Their complicated ASA set up had been identified as excessively complex by FFA officials and they had been warned to simplify it, according to the insider.
But it would have been standard practice for any potential problems to be ironed out with the FFA before the final position for the cap that year had been locked in and lodged for audit.
The latest allegations against Sydney have not revealed how the club is supposed to have breached the salary cap, other than that they were said to be $100,000 over their allowance, allegedly through their ASAs.
But with ASAs capped at $250,000 that year, a $100,000 blow-out would have been a major oversight.
“For that to have got through to the stage where the cap was locked in, Sydney would have had to have ignored all FFA advice or made a huge mistake,” said the source.
The initial article in The Age - by the same journalists who were last year being sued by the FFA for defamation - insisted officials were alerted to a breach and told to "fix it".
Matt Phelan, the FFA official responsible for salary cap oversight, is said to have refused and the alleged changes were carried out by another employee instead.
The problem is alleged to have been discovered in the months after Sydney won their grand final against Melbourne Victory to claim the double in 2009/10.
“There is the possibility that there were also a series of small contract clauses that may have had costly effects that Sydney management had not realised, such as finals appearances or title bonuses,” added the source.
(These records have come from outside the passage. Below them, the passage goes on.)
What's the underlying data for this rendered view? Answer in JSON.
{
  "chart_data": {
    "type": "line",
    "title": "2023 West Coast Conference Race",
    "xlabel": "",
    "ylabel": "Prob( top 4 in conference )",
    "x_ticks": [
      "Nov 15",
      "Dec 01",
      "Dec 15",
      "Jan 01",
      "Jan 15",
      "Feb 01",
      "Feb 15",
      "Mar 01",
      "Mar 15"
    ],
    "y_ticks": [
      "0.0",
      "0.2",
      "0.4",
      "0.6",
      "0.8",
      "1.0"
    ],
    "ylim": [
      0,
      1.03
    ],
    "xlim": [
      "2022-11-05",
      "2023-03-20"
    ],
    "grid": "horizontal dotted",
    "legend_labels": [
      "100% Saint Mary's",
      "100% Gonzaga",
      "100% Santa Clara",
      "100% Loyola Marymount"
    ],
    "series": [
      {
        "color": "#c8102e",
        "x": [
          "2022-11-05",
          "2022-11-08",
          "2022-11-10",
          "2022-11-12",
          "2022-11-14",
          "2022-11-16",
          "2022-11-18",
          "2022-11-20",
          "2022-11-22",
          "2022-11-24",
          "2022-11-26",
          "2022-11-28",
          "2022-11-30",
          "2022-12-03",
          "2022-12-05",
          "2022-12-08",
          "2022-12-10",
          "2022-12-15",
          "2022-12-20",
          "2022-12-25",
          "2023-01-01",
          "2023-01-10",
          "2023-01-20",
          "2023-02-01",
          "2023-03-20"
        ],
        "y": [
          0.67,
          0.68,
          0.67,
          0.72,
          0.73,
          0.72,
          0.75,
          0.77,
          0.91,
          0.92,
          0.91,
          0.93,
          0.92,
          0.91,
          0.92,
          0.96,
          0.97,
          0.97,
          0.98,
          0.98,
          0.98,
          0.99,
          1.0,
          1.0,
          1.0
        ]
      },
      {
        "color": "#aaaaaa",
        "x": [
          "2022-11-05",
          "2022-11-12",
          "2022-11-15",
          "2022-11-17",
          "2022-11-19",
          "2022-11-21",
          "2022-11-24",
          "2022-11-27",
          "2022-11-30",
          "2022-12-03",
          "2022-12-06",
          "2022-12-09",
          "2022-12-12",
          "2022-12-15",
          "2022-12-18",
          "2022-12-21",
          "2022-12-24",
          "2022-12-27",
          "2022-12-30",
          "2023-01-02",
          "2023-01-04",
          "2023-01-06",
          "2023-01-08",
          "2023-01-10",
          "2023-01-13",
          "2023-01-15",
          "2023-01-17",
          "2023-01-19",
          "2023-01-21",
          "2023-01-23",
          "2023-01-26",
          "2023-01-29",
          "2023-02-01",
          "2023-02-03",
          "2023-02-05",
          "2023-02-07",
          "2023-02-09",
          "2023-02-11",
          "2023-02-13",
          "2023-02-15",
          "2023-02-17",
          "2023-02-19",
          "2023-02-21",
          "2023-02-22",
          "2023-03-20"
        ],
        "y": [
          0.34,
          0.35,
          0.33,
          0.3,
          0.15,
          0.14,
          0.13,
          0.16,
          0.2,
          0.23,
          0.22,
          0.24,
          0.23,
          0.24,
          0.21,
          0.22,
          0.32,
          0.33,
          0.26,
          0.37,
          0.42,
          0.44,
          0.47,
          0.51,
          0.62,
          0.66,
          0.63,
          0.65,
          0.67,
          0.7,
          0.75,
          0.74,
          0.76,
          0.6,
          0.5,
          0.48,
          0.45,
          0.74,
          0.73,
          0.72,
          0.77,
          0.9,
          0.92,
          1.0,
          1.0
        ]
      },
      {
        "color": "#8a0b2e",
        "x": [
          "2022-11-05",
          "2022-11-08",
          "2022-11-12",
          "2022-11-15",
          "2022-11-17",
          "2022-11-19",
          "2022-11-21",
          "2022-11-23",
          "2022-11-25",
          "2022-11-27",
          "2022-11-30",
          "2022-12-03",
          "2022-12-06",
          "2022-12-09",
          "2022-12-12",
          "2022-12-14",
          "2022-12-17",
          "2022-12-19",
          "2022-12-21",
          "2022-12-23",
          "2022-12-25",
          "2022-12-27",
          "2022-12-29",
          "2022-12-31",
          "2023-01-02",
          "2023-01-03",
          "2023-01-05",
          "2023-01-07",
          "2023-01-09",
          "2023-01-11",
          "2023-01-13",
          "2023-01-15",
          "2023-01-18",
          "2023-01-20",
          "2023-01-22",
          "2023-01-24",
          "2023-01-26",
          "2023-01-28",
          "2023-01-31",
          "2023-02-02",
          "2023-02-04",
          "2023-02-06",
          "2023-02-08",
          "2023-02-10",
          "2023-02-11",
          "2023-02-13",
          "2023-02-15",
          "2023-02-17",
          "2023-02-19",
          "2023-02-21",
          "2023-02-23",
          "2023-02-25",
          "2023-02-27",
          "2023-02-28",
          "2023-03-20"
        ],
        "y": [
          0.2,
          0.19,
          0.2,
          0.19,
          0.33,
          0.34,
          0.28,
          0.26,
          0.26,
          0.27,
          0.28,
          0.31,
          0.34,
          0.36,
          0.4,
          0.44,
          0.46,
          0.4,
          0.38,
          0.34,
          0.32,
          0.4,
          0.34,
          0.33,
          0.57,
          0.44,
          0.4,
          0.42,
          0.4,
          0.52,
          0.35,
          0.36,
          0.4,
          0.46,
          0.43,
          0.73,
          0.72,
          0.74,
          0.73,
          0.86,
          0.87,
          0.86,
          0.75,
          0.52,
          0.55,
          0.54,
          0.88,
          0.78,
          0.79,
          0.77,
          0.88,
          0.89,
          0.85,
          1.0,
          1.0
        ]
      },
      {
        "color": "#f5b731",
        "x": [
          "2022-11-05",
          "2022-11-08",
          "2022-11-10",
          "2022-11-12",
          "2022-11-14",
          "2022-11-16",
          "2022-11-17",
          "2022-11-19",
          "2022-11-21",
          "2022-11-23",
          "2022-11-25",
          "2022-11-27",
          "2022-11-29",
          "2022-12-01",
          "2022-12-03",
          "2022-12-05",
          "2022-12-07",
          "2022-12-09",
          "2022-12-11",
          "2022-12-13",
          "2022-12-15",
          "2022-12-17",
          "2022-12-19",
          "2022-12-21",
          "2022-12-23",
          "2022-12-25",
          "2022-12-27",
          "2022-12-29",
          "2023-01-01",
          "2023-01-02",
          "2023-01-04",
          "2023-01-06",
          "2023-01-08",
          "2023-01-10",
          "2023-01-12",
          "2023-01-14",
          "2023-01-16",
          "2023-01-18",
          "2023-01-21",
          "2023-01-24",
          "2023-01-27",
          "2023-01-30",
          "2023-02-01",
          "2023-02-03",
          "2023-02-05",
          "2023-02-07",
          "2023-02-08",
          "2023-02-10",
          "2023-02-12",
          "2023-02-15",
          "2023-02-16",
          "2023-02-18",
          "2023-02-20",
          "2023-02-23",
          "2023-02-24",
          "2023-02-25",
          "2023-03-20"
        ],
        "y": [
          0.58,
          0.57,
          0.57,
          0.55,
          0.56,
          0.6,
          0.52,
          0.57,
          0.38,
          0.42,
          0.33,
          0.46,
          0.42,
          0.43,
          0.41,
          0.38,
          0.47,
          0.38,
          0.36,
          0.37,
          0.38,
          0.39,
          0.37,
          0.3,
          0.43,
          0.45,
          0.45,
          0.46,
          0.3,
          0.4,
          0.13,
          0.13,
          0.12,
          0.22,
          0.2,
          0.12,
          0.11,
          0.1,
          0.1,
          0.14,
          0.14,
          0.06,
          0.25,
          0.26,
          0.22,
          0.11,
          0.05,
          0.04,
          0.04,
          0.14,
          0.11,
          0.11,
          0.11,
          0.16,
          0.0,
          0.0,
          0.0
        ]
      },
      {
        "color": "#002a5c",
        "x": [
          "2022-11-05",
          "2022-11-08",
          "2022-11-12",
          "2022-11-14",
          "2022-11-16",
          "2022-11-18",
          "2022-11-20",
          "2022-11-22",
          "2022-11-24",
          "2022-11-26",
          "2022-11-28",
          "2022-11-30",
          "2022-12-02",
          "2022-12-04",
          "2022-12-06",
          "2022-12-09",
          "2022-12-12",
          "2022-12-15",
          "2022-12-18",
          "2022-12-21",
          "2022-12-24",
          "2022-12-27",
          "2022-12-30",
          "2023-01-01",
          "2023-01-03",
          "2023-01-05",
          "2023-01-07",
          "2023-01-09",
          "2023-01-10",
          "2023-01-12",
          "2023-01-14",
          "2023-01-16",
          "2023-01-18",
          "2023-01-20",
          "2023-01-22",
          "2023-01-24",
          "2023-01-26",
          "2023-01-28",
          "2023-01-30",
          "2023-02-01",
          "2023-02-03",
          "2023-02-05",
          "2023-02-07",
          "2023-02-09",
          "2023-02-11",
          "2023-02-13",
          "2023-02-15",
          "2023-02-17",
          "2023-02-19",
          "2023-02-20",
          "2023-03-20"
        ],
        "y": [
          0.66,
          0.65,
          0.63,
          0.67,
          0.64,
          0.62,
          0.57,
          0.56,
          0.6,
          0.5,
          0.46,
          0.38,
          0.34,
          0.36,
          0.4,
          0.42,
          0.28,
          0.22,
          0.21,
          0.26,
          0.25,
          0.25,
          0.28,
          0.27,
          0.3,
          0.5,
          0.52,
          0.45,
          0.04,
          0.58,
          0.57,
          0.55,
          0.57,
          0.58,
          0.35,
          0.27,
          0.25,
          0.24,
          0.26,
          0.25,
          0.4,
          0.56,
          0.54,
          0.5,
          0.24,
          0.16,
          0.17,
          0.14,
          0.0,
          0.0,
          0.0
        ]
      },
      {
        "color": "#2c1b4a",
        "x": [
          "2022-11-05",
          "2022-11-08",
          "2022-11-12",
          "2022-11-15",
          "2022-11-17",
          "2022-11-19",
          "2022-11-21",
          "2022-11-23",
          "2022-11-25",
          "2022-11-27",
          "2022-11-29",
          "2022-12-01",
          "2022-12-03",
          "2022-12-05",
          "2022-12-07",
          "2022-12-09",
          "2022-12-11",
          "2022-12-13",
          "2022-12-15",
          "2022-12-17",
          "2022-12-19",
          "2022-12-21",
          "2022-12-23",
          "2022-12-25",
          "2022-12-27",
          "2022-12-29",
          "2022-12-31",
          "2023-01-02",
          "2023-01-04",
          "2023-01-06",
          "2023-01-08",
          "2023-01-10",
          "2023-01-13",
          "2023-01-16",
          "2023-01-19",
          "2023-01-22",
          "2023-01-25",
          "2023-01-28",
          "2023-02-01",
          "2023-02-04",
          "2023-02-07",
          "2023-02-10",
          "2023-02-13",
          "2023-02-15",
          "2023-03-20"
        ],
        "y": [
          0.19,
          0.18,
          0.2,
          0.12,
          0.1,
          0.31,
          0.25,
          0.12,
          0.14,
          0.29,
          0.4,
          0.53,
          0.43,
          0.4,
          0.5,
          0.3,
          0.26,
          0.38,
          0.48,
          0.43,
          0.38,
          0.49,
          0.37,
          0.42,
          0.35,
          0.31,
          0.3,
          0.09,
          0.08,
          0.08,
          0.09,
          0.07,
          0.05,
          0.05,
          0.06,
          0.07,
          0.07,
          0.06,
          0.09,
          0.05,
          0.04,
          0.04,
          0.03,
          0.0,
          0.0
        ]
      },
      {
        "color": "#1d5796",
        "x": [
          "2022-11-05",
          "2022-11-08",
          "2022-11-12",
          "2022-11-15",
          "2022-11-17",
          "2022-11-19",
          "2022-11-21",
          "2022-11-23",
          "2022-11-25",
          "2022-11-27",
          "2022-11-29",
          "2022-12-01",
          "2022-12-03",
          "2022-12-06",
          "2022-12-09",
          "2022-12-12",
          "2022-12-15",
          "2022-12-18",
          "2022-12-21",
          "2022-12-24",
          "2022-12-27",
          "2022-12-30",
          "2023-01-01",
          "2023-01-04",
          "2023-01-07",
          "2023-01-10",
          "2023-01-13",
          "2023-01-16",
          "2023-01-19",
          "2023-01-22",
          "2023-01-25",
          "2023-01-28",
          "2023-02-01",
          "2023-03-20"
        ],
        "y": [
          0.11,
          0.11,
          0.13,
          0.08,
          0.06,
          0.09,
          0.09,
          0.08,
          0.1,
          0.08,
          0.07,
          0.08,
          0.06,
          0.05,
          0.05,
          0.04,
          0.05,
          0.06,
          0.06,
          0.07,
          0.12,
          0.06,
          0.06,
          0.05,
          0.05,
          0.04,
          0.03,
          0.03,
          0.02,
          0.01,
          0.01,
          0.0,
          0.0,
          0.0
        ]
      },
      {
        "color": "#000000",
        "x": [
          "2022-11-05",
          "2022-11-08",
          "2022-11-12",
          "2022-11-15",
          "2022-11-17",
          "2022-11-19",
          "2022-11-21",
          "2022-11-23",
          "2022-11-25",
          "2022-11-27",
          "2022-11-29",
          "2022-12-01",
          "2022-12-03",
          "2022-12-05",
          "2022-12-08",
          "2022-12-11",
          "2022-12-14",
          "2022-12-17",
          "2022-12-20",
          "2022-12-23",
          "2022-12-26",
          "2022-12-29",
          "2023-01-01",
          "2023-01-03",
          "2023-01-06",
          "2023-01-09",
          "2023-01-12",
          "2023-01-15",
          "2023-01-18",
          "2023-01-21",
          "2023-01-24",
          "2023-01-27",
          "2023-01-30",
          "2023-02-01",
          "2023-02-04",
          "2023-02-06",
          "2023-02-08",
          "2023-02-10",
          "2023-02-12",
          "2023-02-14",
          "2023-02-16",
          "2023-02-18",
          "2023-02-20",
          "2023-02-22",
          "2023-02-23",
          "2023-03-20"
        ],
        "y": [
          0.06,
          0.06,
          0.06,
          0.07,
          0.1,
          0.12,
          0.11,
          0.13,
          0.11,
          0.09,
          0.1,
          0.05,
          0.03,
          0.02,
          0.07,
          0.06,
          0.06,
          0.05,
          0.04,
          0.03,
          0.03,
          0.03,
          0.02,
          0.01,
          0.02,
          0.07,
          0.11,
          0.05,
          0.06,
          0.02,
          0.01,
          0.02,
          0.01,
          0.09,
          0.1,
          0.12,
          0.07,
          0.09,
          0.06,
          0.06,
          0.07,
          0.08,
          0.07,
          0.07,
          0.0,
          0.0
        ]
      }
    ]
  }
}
“It’s possible that a combination of those for a few players in a season when they won the double could easily push Sydney over the cap without them realising the full implications.”
However both the FFA and Sydney FC insist there was no breach and the accounts were audited and found to comply with the salary cap.
And the FFA’s A-League chief Lyall Gorman stressed the club actually came in under budget by $183,000 that season.
“Sydney FC’s player payments for the 2009/10 Hyundai A-League were under the Salary Cap limit and were verified in a compliance audit,” said an FFA spokesman.
“We take policing the salary cap very seriously indeed.”